These are stamped, which is the part that can be tricky. But aren’t they cute? I made them for my “secret sister” at camp. But I can’t keep a secret, so she knew from day 1 I must be hers. I wanted something fun to give someone who gardens.. and this cute idea came up. First, I started by looking at the local thrift store for interesting spoons.
You’re going to want a metal stamp kit. There are a few different options at Harbor Freight. Your first step is taking a sturdy hammer and flattening out the arch in the spoon. You really won’t get the result you want unless you set it on concrete (if you’re working on concrete you’re worried about chipping, put it on top of wood or something else on top of the concrete). Anything that is not really hard underneath it will absorb your hit, when you really want the stamp to get as much of it as possible.

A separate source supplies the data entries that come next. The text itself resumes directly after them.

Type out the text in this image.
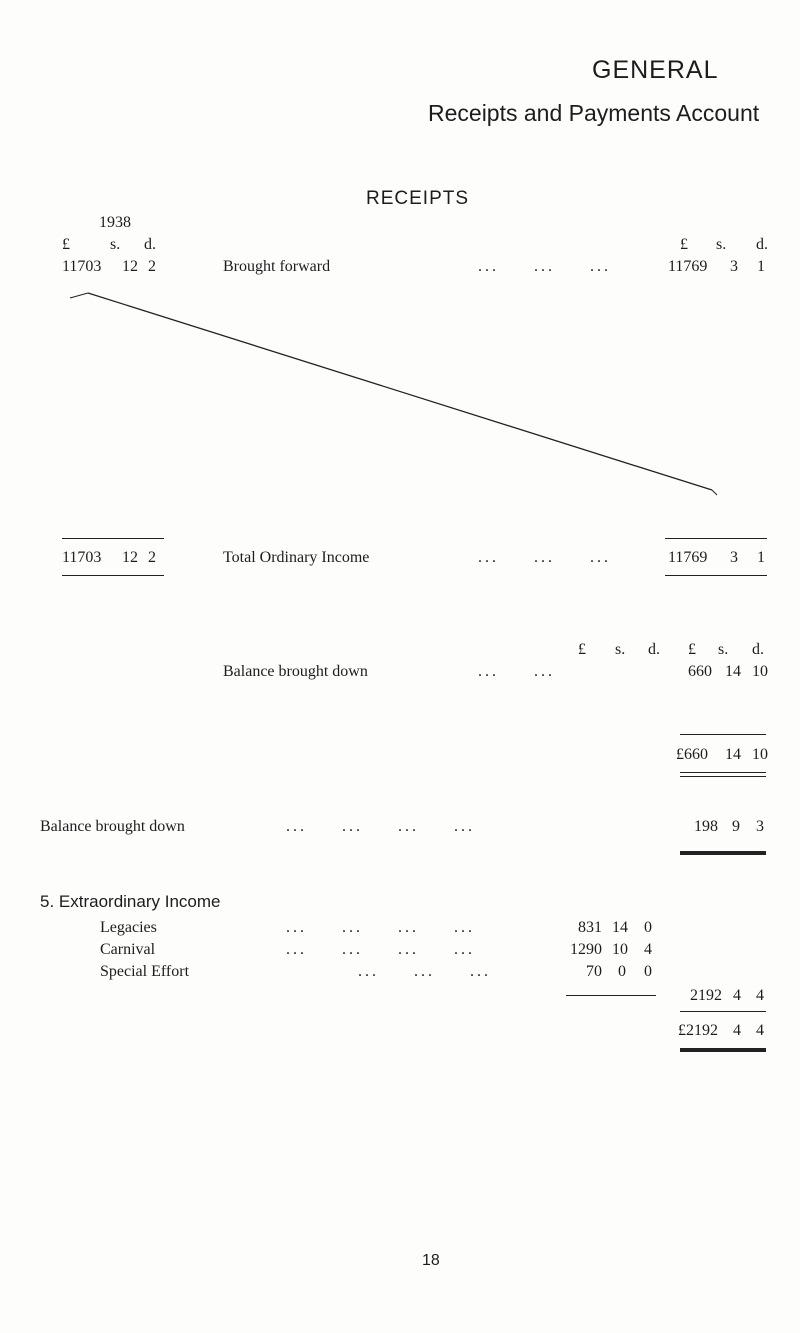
GENERAL
Receipts and Payments Account
RECEIPTS
1938
£	s. d.	£ s. d.
11703 12 2	Brought forward	... ... ...	11769 3 1
11703 12 2	Total Ordinary Income	... ... ...	11769 3 1
£ s. d. £ s. d.
Balance brought down	... ...	660 14 10
£660 14 10
Balance brought down	... ... ... ...	198 9 3
5. Extraordinary Income
Legacies	... ... ... ...	831 14 0
Carnival	... ... ... ...	1290 10 4
Special Effort	... ... ...	70 0 0
2192 4 4
£2192 4 4
18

So once you’ve flattened out your spoon, it’s time to stamp it. Now we all know I struggle with the details, and this will sound funny, but make sure your stamp is facing the right way before you pound. Try your hardest to give yourself enough room for all your letters. I like the look of the letters being a little crooked, so I don’t worry too much about that. If you want them straight, I would bet sticking on some painters tape would help guide you. A mallet packs a lot of punch, which getting one good hit is the easiest way to achieve the best look. If you’re punching an “L” and you feel like it’s not a very deep engrave, it’s hard to line that “L” exactly up again, but it can be done. You have to hit hard. That’s why it’s good to practice, you don’t really realize how hard you have to hit. Some spoons are softer than others.